Development and validation of an analytical method by HPLC for the simultaneous determination of ibuprofen and tiocolchicoside in tablets

Is was developed and validated an analytical methodology by HPLC for the simultaneous determination of Ibuprofen and Thiocolchicoside in tablets. The optimal separation conditions were achieved with the Hamilton PRP-1 column (5 mu m, 4.1 x 150 mm) with a mobile phase constituted by methanol: acetonitrile: water (10:20:70)% v / v y 0.05% triethylamine a pH adjustment to 8.0 +/- 0.1 with 85% orthophosphoric acid. The mobile phase flow was 1.3 mL / min, an injection volume of 5 mu L and the wavelength of 260 nm.
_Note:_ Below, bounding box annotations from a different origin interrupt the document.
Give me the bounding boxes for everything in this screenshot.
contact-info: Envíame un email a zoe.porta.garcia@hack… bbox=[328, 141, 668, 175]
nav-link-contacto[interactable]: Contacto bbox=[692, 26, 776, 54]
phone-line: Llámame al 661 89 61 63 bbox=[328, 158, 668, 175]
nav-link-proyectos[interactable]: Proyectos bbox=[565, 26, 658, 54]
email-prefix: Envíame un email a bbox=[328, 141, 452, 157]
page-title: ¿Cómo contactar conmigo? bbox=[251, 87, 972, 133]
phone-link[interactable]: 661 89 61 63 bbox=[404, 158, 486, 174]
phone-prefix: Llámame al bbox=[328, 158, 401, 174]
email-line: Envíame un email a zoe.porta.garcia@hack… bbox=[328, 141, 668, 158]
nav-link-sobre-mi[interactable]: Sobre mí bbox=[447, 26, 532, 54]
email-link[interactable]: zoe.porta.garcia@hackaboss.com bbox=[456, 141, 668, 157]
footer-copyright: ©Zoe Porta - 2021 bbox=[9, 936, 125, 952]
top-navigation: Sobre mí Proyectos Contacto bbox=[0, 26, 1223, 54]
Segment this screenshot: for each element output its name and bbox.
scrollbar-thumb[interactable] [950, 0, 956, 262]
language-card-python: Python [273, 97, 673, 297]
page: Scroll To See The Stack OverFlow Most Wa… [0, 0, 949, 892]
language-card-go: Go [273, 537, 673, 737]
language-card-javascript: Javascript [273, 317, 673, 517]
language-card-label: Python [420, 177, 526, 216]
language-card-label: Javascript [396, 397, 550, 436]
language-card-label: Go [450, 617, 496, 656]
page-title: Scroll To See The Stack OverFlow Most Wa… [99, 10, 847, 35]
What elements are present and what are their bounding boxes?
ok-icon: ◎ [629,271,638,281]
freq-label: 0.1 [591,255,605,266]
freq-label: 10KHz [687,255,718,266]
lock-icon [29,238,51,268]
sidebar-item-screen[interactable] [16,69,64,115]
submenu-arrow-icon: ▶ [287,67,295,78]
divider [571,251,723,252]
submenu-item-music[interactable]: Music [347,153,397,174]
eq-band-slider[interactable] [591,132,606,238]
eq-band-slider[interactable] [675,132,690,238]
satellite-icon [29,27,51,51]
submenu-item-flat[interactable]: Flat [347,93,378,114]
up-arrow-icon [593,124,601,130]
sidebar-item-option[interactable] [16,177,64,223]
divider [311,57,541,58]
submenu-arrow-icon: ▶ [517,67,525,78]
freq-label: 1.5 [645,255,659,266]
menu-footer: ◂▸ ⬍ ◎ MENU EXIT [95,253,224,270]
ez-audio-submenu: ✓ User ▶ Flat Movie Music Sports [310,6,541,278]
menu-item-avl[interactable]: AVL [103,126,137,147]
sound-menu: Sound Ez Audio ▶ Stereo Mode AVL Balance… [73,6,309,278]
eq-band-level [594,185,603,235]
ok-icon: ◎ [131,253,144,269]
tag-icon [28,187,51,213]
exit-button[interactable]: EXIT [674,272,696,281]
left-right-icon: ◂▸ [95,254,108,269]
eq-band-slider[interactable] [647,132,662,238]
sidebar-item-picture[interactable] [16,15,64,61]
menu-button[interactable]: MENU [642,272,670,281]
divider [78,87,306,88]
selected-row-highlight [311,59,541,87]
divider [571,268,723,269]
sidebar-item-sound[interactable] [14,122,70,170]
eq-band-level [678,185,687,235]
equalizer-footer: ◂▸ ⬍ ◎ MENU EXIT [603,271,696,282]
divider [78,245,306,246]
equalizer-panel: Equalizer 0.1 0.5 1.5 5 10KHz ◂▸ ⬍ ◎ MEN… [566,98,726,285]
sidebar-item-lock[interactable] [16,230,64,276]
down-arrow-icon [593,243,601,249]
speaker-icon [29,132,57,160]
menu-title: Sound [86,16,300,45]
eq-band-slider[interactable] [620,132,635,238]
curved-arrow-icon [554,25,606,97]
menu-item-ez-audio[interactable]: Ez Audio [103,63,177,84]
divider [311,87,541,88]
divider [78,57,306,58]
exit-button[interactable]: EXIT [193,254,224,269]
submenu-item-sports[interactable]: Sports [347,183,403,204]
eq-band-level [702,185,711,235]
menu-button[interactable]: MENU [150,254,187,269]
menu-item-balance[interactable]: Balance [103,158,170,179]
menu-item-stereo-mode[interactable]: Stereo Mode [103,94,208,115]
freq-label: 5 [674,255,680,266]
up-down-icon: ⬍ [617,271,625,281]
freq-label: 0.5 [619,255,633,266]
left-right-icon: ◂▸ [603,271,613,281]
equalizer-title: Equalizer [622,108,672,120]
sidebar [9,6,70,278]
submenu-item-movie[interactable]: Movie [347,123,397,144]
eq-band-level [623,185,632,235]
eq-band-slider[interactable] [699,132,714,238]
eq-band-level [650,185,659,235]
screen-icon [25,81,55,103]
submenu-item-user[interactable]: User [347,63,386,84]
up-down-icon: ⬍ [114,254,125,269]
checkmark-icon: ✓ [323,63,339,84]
The methodology presented linearity in the concentration range of 3.0 to 9.0 mg / mL for Ibuprofen and 0.02 to 0.06 mg / mL for Thiocolchicoside, with a coefficient of determination greater than 0.999, accuracy was obtained with a recovery percentage of 99.3 and 99.8% for Ibuprofen and 99.3 and 100.5% for Thiocolchicoside. The presence of degradation products was determined through the analysis of spectral purity, especially when the samples are exposed for 3 days in the presence hydrogen peroxide, and in Ibuprofen in the presence of acid hydrolysis. In the analysis of an expired drug it was demonstrated how the proposed method is able to determine the quantities of active principles present.